Roughly speaking, to interpolate an array:
double[] data = LoadData();
double requestedIndex = /* set to the index you want - e.g. 1.25 to interpolate between values at data[1] and data[2] */;
int previousIndex = (int)requestedIndex; // in example, would be 1
int nextIndex = previousIndex + 1; // in example, would be 2
double factor = requestedIndex - (double)previousIndex; // in example, would be 0.25
// in example, this would give 75% of data[1] plus 25% of data[2]
double result = (data[previousIndex] * (1.0 - factor)) + (data[nextIndex] * factor);
This is really pseudo-code; it doesn't perform range-checking, assumes your data is in an object or array with an indexer, and so on.
Hope that helps to get you started - any questions please post a comment.
If the 23 independent variables are sampled in a hyper-grid (regularly spaced), then you can choose to partition into hyper-cubes and do linear interpolation of the dependent value from the vertex closest to the origin along the vectors defined from that vertex along the hyper-cube edges away from the origin.

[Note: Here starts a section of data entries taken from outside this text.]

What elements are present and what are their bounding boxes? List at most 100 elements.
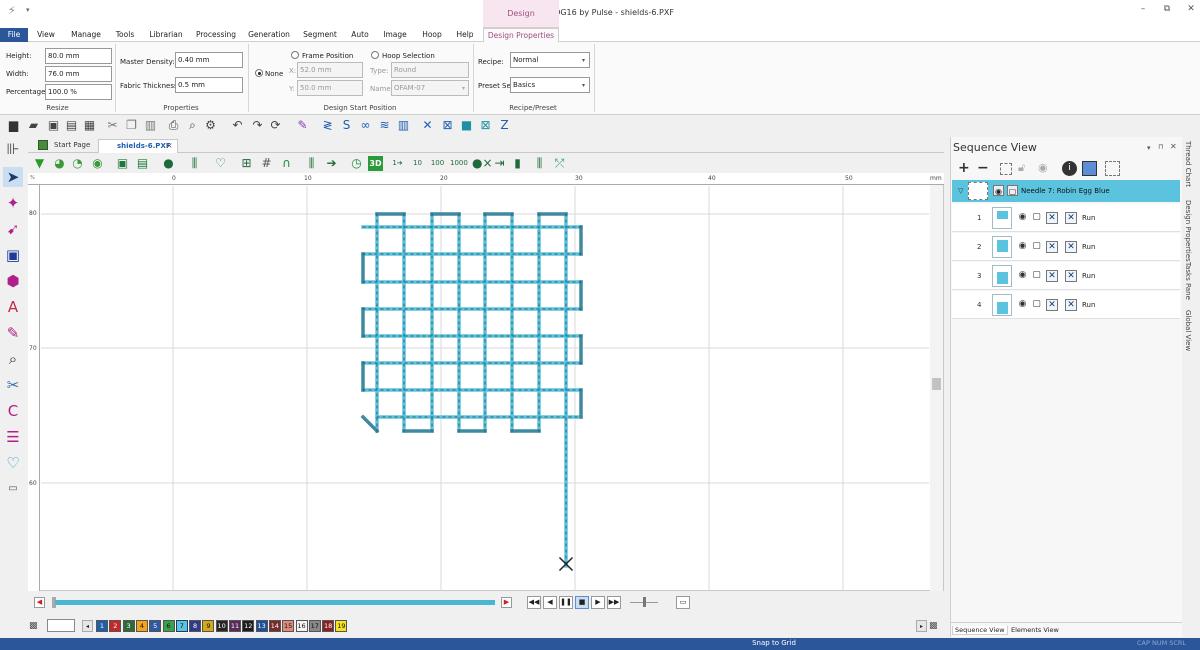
jump-icon[interactable]: ➔ bbox=[324, 156, 339, 171]
needle-button-14[interactable]: 14 bbox=[268, 620, 281, 632]
trim-toggle-icon[interactable]: ✕ bbox=[1046, 299, 1058, 311]
tab-help[interactable]: Help bbox=[452, 28, 478, 42]
y-field[interactable]: 50.0 mm bbox=[297, 80, 363, 96]
tab-hoop[interactable]: Hoop bbox=[418, 28, 446, 42]
scissors-tool-icon[interactable]: ✂ bbox=[3, 375, 23, 395]
close-tab-icon[interactable]: × bbox=[166, 141, 173, 150]
pause-icon[interactable]: ❚❚ bbox=[559, 596, 573, 609]
speed-slider-thumb[interactable] bbox=[643, 597, 646, 607]
step-forward-icon[interactable]: ▶ bbox=[501, 597, 512, 608]
needle-button-12[interactable]: 12 bbox=[242, 620, 255, 632]
needle-button-17[interactable]: 17 bbox=[308, 620, 321, 632]
needle-button-4[interactable]: 4 bbox=[135, 620, 148, 632]
refresh-icon[interactable]: ⟳ bbox=[268, 118, 283, 133]
tab-file[interactable]: File bbox=[0, 28, 28, 42]
sequence-row[interactable]: 1 ◉ ▢ ✕ ✕ Run bbox=[952, 204, 1180, 232]
copy-icon[interactable]: ❐ bbox=[124, 118, 139, 133]
show-stitches-icon[interactable]: ◕ bbox=[52, 156, 67, 171]
embroidery-design[interactable] bbox=[41, 186, 929, 590]
needle-point-icon[interactable]: ● bbox=[161, 156, 176, 171]
needle-button-19[interactable]: 19 bbox=[335, 620, 348, 632]
tatami-icon[interactable]: ⊠ bbox=[478, 118, 493, 133]
shape-tool-icon[interactable]: ⬢ bbox=[3, 271, 23, 291]
percentage-field[interactable]: 100.0 % bbox=[45, 84, 112, 100]
lettering-tool-icon[interactable]: A bbox=[3, 297, 23, 317]
needle-button-2[interactable]: 2 bbox=[109, 620, 122, 632]
stitch-progress-bar[interactable] bbox=[55, 600, 495, 605]
info-icon[interactable]: i bbox=[1062, 161, 1077, 176]
cut-icon[interactable]: ✂ bbox=[105, 118, 120, 133]
palette-icon[interactable]: ▩ bbox=[29, 620, 42, 632]
step-back-icon[interactable]: ◀ bbox=[34, 597, 45, 608]
lock-icon[interactable]: ▢ bbox=[1031, 212, 1042, 223]
needle-button-5[interactable]: 5 bbox=[149, 620, 162, 632]
select-all-icon[interactable] bbox=[1000, 163, 1012, 175]
tab-elements-view[interactable]: Elements View bbox=[1011, 626, 1059, 634]
tab-design-properties[interactable]: Design Properties bbox=[483, 28, 559, 42]
paste-icon[interactable]: ▥ bbox=[143, 118, 158, 133]
needle-button-3[interactable]: 3 bbox=[122, 620, 135, 632]
needle-button-15[interactable]: 15 bbox=[282, 620, 295, 632]
close-button[interactable]: ✕ bbox=[1184, 4, 1198, 16]
visibility-icon[interactable]: ◉ bbox=[1038, 161, 1048, 174]
satin-stitch-icon[interactable]: S bbox=[339, 118, 354, 133]
frame-icon[interactable] bbox=[1105, 161, 1120, 176]
fast-forward-icon[interactable]: ▶▶ bbox=[607, 596, 621, 609]
node-edit-tool-icon[interactable]: ➹ bbox=[3, 219, 23, 239]
needle-button-18[interactable]: 18 bbox=[322, 620, 335, 632]
undo-icon[interactable]: ↶ bbox=[230, 118, 245, 133]
lock-icon[interactable]: ▢ bbox=[1007, 185, 1018, 196]
segment-tool-icon[interactable]: ▣ bbox=[3, 245, 23, 265]
trim-toggle-icon[interactable]: ✕ bbox=[1046, 241, 1058, 253]
hoop-selection-radio[interactable] bbox=[371, 51, 379, 59]
needle-button-6[interactable]: 6 bbox=[162, 620, 175, 632]
color-settings-icon[interactable]: ▩ bbox=[929, 620, 941, 632]
cross-stitch-icon[interactable]: ✕ bbox=[420, 118, 435, 133]
lock-icon[interactable]: ▢ bbox=[1031, 299, 1042, 310]
save-all-icon[interactable]: ▦ bbox=[82, 118, 97, 133]
print-preview-icon[interactable]: ⌕ bbox=[185, 118, 200, 133]
redo-icon[interactable]: ↷ bbox=[250, 118, 265, 133]
tie-toggle-icon[interactable]: ✕ bbox=[1065, 212, 1077, 224]
ruler-tool-icon[interactable]: ⊪ bbox=[3, 139, 23, 159]
show-outline-icon[interactable]: ◔ bbox=[70, 156, 85, 171]
path-icon[interactable]: ⤱ bbox=[552, 156, 567, 171]
fit-icon[interactable]: ⊞ bbox=[239, 156, 254, 171]
applique-icon[interactable]: ■ bbox=[459, 118, 474, 133]
sequence-row[interactable]: 3 ◉ ▢ ✕ ✕ Run bbox=[952, 262, 1180, 290]
zigzag-stitch-icon[interactable]: ≷ bbox=[320, 118, 335, 133]
needle-button-1[interactable]: 1 bbox=[96, 620, 108, 632]
step-100-icon[interactable]: 100 bbox=[430, 156, 445, 171]
tab-segment[interactable]: Segment bbox=[300, 28, 340, 42]
stop-icon[interactable]: ■ bbox=[575, 596, 589, 609]
tab-view[interactable]: View bbox=[30, 28, 62, 42]
heart-tool-icon[interactable]: ♡ bbox=[3, 453, 23, 473]
sequence-row[interactable]: 2 ◉ ▢ ✕ ✕ Run bbox=[952, 233, 1180, 261]
visibility-icon[interactable]: ◉ bbox=[993, 185, 1004, 196]
play-icon[interactable]: ▶ bbox=[591, 596, 605, 609]
trim-toggle-icon[interactable]: ✕ bbox=[1046, 270, 1058, 282]
scroll-right-icon[interactable]: ▸ bbox=[916, 620, 927, 632]
panel-menu-icon[interactable]: ▾ bbox=[1147, 144, 1151, 152]
recipe-select[interactable]: Normal bbox=[510, 52, 590, 68]
scrollbar-thumb[interactable] bbox=[932, 378, 941, 390]
needle-button-11[interactable]: 11 bbox=[229, 620, 241, 632]
stack-tool-icon[interactable]: ☰ bbox=[3, 427, 23, 447]
open-folder-icon[interactable]: ▰ bbox=[26, 118, 41, 133]
needle-button-13[interactable]: 13 bbox=[255, 620, 268, 632]
name-select[interactable]: OFAM-07 bbox=[391, 80, 469, 96]
side-tab-thread-chart[interactable]: Thread Chart bbox=[1184, 141, 1192, 187]
arc-tool-icon[interactable]: C bbox=[3, 401, 23, 421]
x-field[interactable]: 52.0 mm bbox=[297, 62, 363, 78]
tie-toggle-icon[interactable]: ✕ bbox=[1065, 299, 1077, 311]
play-back-icon[interactable]: ◀ bbox=[543, 596, 557, 609]
tab-manage[interactable]: Manage bbox=[66, 28, 106, 42]
step-1-icon[interactable]: 1➔ bbox=[390, 156, 405, 171]
screen-icon[interactable]: ▤ bbox=[135, 156, 150, 171]
lock-icon[interactable]: ▢ bbox=[1031, 270, 1042, 281]
restore-button[interactable]: ⧉ bbox=[1160, 4, 1174, 16]
rewind-icon[interactable]: ◀◀ bbox=[527, 596, 541, 609]
reshape-tool-icon[interactable]: ✦ bbox=[3, 193, 23, 213]
tie-toggle-icon[interactable]: ✕ bbox=[1065, 270, 1077, 282]
filter-icon[interactable]: ▼ bbox=[32, 156, 47, 171]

In general, for a given partitioning, you project the interpolation point onto each vector, which gives you a new 'coordinate' in that particular space, which can then be used to compute the new value by multiplying each coordinate by the difference of the dependent variable, summing the results, and adding to the dependent value at the local origin. For hyper-cubes, this projection is straightforward (you simply subtract the nearest vertex position closest to the origin.)
If your samples are not uniformly spaced, then the problem is much more challenging, as you would need to choose an appropriate partitioning if you wanted to perform linear interpolation. In principle, Delaunay triangulation generalizes to N dimensions, but it's not easy to do and the resulting geometric objects are a lot harder to understand and interpolate than a simple hyper-cube.
One thing you might consider is if your data set is naturally amenable to projection so that you can reduce the number of dimensions. For instance, if two of your independent variables dominate, you can collapse the problem to 2-dimensions, which is much easier to solve. Another thing you might consider is taking the sampling points and arranging them in a matrix. You can perform an SVD decomposition and look at the singular values. If there are a few dominant singular values, you can use this to perform a projection to the hyper-plane defined by those basis vectors and reduce the dimensions for your interpolation. Basically, if your data is spread in a particular set of dimensions, you can use those dominating dimensions to perform your interpolation, since you don't really have much information in the other dimensions anyway.
I agree with the other commentators, however, that your premise may be off. You generally don't want to interpolate to perform analysis, as you're just choosing to interpolate your data in different ways and the choice of interpolation biases the analysis. It only makes sense if you have a compelling reason to believe that a particular interpolation is physically consistent and you simply need additional points for a particular algorithm.
May I suggest Cubic Spline Interpolation
http://www.coastrd.com/basic-cubic-spline-interpolation
unless you have a very specific need, this is easy to implement and calculates splines well.
Have a look at the regression methods presented in Elements of statistical learning; most of them may be tested in R. There are plenty of models that can be used: linear regression, local models and so on.